Sermon for
Year C

April 22, 2007

Easter III

The Rev’d Lloyd Prator
St. John’s in the Village
New York City


Patricia Highsmith wrote a novel in 1950, which was later produced as a film, Strangers on a Train , directed by Alfred Hitchcock, and written by Ms. Highsmith and Raymond Chandler. The novel tells the story of a young man named Guy Haines, whose personal and professional life are on the verge of great success. But he has a problem, an unwanted wife, Miriam, who vacillates about divorce. Guy meets a stranger on a train, a psychopath named Bruno who has a father he would like killed. Bruno proposes that each man kill the others unwanted person, thus increase the chance of getting away with the murder because motive would be obscured and alibis could be arranged in advance. The book is different from the film. In the book, both murders are carried off: Bruno kills Guy's unwanted wife, Guy dispatches Bruno's troublesome father. Being a psychopath, Bruno is untroubled by having strangled Guy's wife. But being a somewhat more morally sensitive person, Guy is destroyed by his guilt.

 

As his personality disintegrates, he comes to increasing desperation and despair about what he has done. He muses in these words:

 

" I have no great respect for the law, he remembered he had said to Peter Wriggs in Metcalf two years ago. Why should he have respect for a statute that called him and Miriam man and wife? "I have no great respect for the Church", he had said, sophomorishly to Peter at fifteen. Then, of course, he had meant the Metcalf Baptists. At seventeen he had discovered God by himself. He had discovered God through his own awaking talents, and through a sense of unity of all the arts, and then of nature, finally of science -- of all the creating and ordering forces in the world. He believed he could not have done his work without a belief in God. And where had his belief been when he murdered? He had forsaken God, not God him. It seemed to him that no human being had ever borne or had needed to bear, so much guilt as he, and that he could not have borne it and lived unless his spirit was dead already and what existed of himself now only a husk." (Page 178-9, Strangers on a Train , W. W. Norton, 1950).

What had existed of him now was only a husk. A husk is an empty shell, with the edible clam or oyster or scallop inside reduced to an inedible, decaying corpse. What Guy Haines discovered because of his careless, amoral and detached life was that he was a shell; the essential part of him inside had died. He had been killed by guilt.

Elsewhere in the New Testament, Paul the apostle would say, of the human dilemma, that the wages of sin are death and the sting of death is the law. An odd remark to make, in Eastertide, that most glorious of the Church' s seasons but in fact, death hovers over human life in dozens of forms. Some of the worst kinds of death are the deaths that do not literally kill us.

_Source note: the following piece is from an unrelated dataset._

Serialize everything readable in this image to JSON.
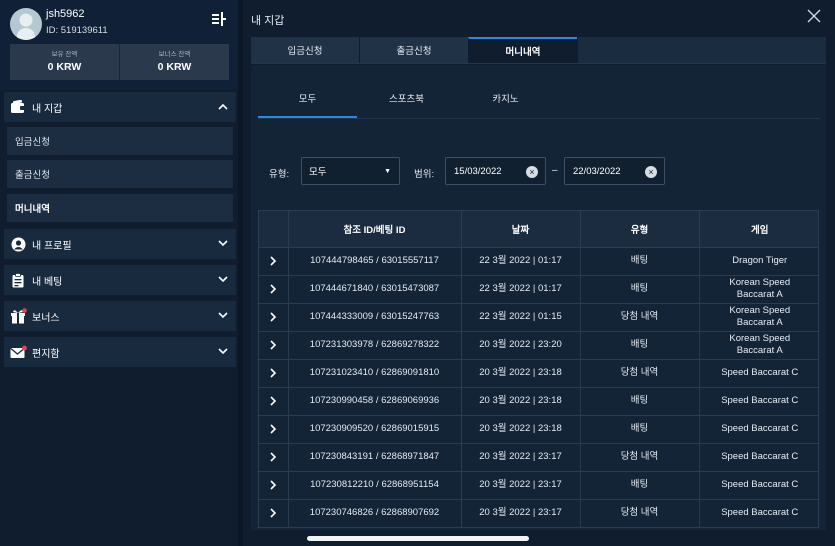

Some of the worst kinds are those that leave us empty husks, like Guy Haines. Not all of us, I devoutly hope, will be brought down by the unbearable guilt of having murdered another person and got away with it. But most of us, in one way or another, at one time or another, will know what it means to discover that

one 's life has turned into a husk, with nothing living within.

Two such examples appear in the readings today. The first is rather cosmic in character, the story of the conversion of Paul by being struck blind. But it is the second one, the more prosaic one, to which I want to turn today. In the Gospel, Jesus meets people who are worn down by the burden of unproductive work. They had been out all night and not caught a single fish. These fishermen should be the patron saints of everyone who has ever put all of his hopes into a career and then found it, after the long hard night of a life's work, unproductive. It can be work that turns out to be an empty husk; it can also be a marriage, a love affair, a set of moral values that prove wanting, or an understanding of God that turns out to be vapid and empty. Empty husks come in many forms. You may have found your own.

Christianity places a high value upon the things of this life, such as work, vocation, loving, covenant, morals, and spirituality. But these are the things that wear out and disappoint us. Particularly if we give them priority of place in our lives.

That night, Peter and his friends had a career crisis. Their nets were empty. What they had put their trust in, had failed them. They needed something beyond themselves.


In the narrative from the novel, remember that Guy Haines had a religion of his own crafting, something many of us do these days. Such a faith gathered strength from his own talents, his appreciation of art and nature, and his growing sense of his own achievements. Religions like that tend to run out of steam -- about the time when those who craft them strike their first personal or professional obstacle. At such times, we realize, if we are honest, that we don't need to remember our achievements and our histories more clearly. We need not better memory, but a better God.

And that is what our faith offers us. Do go cast your nets, cast them frequently, and rejoice in a good haul of dozens of different types of fish. But when your own resources are depleted, and they will one day be, you will need to cast your net in another place, and for many of us, that place is God. Not the god of our own intellect, the god of science, the god of art and beauty, but the God who can gather us up when our husks are well and truly empty, and fill them -- not with the mollusks of the deep, but with the good fish of every sort which come alone from God.

This is Easter. It is the time when we think of those empty husks that are our own dark places. It is the time when we consider the one who has the power to fill them with new life.